Scolding a Trump for brazen hypocrisy would be like reprimanding a cloud for obstructing the sun. But Don Jr.’s chutzpah illustrates a broader challenge facing the mainstream media ahead of the 2020 campaign. In a public discourse where objective truth enjoyed pride of place, the Trump family would never want to pick this fight. The president has explicitly, publicly declared his intention to direct lucrative government contracts to a business owned by himself and his family members. Joe Biden’s brother allegedly, dubiously declared that the Democratic candidate would pull some strings on behalf of his family friends. There is no equivalence between the strength of these two allegations of corruption.
And even if there were reason to believe James Biden had been telling the truth — and that his brother was interested in promoting the businessmen’s approach to outpatient care — what grounds would Don Jr. have for complaint?

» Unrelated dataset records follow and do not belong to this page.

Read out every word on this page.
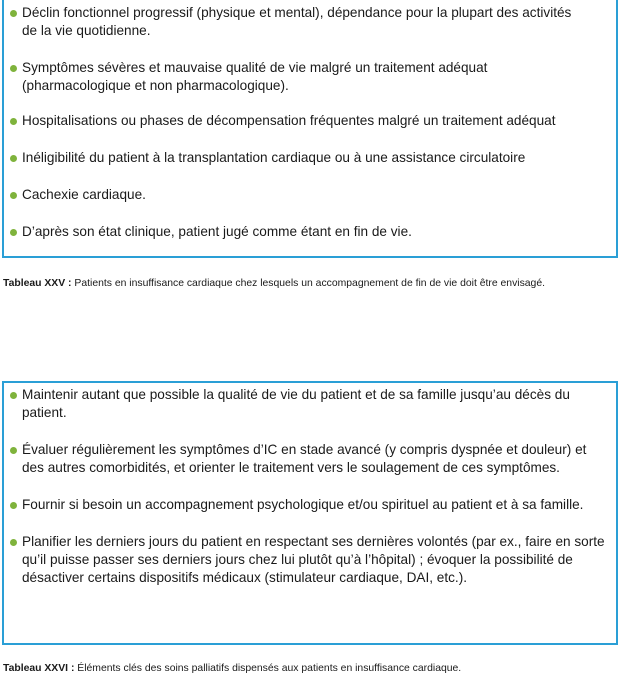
Déclin fonctionnel progressif (physique et mental), dépendance pour la plupart des activités de la vie quotidienne.
Symptômes sévères et mauvaise qualité de vie malgré un traitement adéquat (pharmacologique et non pharmacologique).
Hospitalisations ou phases de décompensation fréquentes malgré un traitement adéquat
Inéligibilité du patient à la transplantation cardiaque ou à une assistance circulatoire
Cachexie cardiaque.
D’après son état clinique, patient jugé comme étant en fin de vie.
Tableau XXV : Patients en insuffisance cardiaque chez lesquels un accompagnement de fin de vie doit être envisagé.
Maintenir autant que possible la qualité de vie du patient et de sa famille jusqu’au décès du patient.
Évaluer régulièrement les symptômes d’IC en stade avancé (y compris dyspnée et douleur) et des autres comorbidités, et orienter le traitement vers le soulagement de ces symptômes.
Fournir si besoin un accompagnement psychologique et/ou spirituel au patient et à sa famille.
Planifier les derniers jours du patient en respectant ses dernières volontés (par ex., faire en sorte qu’il puisse passer ses derniers jours chez lui plutôt qu’à l’hôpital) ; évoquer la possibilité de désactiver certains dispositifs médicaux (stimulateur cardiaque, DAI, etc.).
Tableau XXVI : Éléments clés des soins palliatifs dispensés aux patients en insuffisance cardiaque.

It is at least conceivable that James Biden’s acquaintances had actually developed high-quality services that taxpayers would wish their government to purchase. Which is to say, there is at least a hypothetical public interest in the state licensing outpatient and psychiatric care models from private firms. By contrast, there is no conceivable public interest in the 2020 G7 summit transpiring at Donald Trump’s golf course. The president’s conduct is only defensible if one stipulates that it is not wrong to leverage public power for personal (and/or familial) profit.
But objective truth has only a peripheral relevance to American political discourse. For this reason, in 2016, unproven (and often incoherent) allegations of corruption became a greater liability for Hillary Clinton than Trump’s manifest promotion of his private interests, refusal to divest from his globe-spanning business interests, and withholding of his tax returns from public scrutiny was for him.
In 2020, the mainstream media cannot let Trump define deviancy downward. If the Democratic nominee is plausibly accused of engaging in some act of corruption that is less severe than those the president proudly performs, journalists cannot ignore said allegations for that reason. And yet, the Fourth Estate must also strive to avoid helping the Trump campaign (and its allies at America’s most-watched cable network) obfuscate the choice that voters face. Which is to say: The press must not allow its vestigial reflex for partisan “balance” to lower the political costs of abusing presidential power for private profit by muddying the distinctions between Trump’s manifest corruption and his rivals’ alleged improprieties.